Opinion
March 30, 2000.
Order, Supreme Court, Bronx County (Bertram Katz, J.), entered on or about February 22, 1999, which, in an action under Labor Law § 240(1), denied defendant landowner's motion to vacate its default in appearance, unanimously affirmed, without costs. Appeal from order, same court and Justice, entered June 29, 1999, which deemed defendant's motion for renewal and reargument to be one for reargument only, unanimously dismissed, without costs, as taken from a nonappealable order.
Alexander J. Wulwick, for Plaintiff-Respondent.
Nicholas P. Calabria, for Defendant-Appellant.
TOM, J.P., ELLERIN, WALLACH, RUBIN, SAXE, JJ.

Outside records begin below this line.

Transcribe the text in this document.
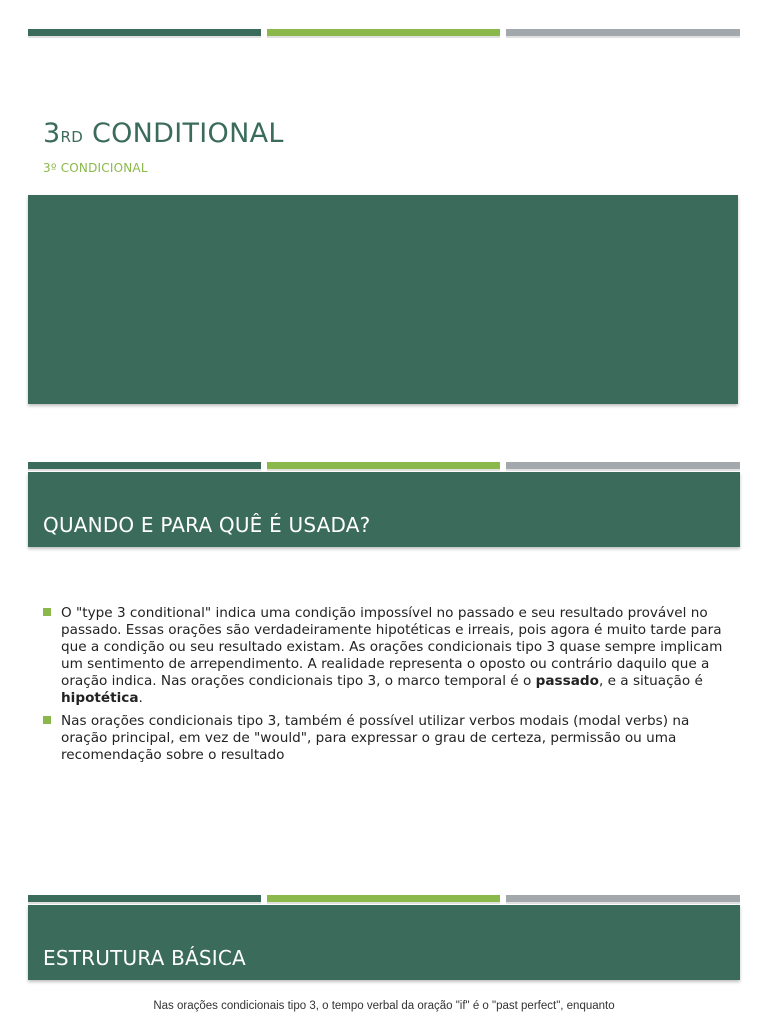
3RD CONDITIONAL
3º CONDICIONAL
QUANDO E PARA QUÊ É USADA?
O "type 3 conditional" indica uma condição impossível no passado e seu resultado provável no passado. Essas orações são verdadeiramente hipotéticas e irreais, pois agora é muito tarde para que a condição ou seu resultado existam. As orações condicionais tipo 3 quase sempre implicam um sentimento de arrependimento. A realidade representa o oposto ou contrário daquilo que a oração indica. Nas orações condicionais tipo 3, o marco temporal é o passado, e a situação é hipotética.
Nas orações condicionais tipo 3, também é possível utilizar verbos modais (modal verbs) na oração principal, em vez de "would", para expressar o grau de certeza, permissão ou uma recomendação sobre o resultado
ESTRUTURA BÁSICA
Nas orações condicionais tipo 3, o tempo verbal da oração "if" é o "past perfect", enquanto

The motion was properly denied since defendant failed to offer a reasonable explanation for its failure to answer or respond to the motions for a default judgment and for its delay in moving to vacate the default judgment. Moreover, defendant failed to show a meritorious defense (see, Eugene Di Lorenzo, Inc. v. Dutton Lbr. Co., 67 N.Y.2d 138, 141). An action against an owner of premises should not be dismissed based on the exclusivity provisions of the Workers' Compensation Law "[w]hen an employer and the owner of the premises where a plaintiff is injured are distinct legal entities" (Richardson v. Benoit's Elec., 254 A.D.2d 798). In addition, the record, including the facts adduced at the inquest, shows that plaintiff's injury was caused by a fall from an elevated height and is within the purview of Labor Law § 240(1) (see, Foufana v. City of New York, 211 A.D.2d 550). Plaintiff's claim of lack of jurisdiction was properly rejected as improperly raised for the first time in its reply papers (see, Ritt v. Lenox Hill Hosp., 182 A.D.2d 560).
THIS CONSTITUTES THE DECISION AND ORDER OF SUPREME COURT, APPELLATE DIVISION, FIRST DEPARTMENT.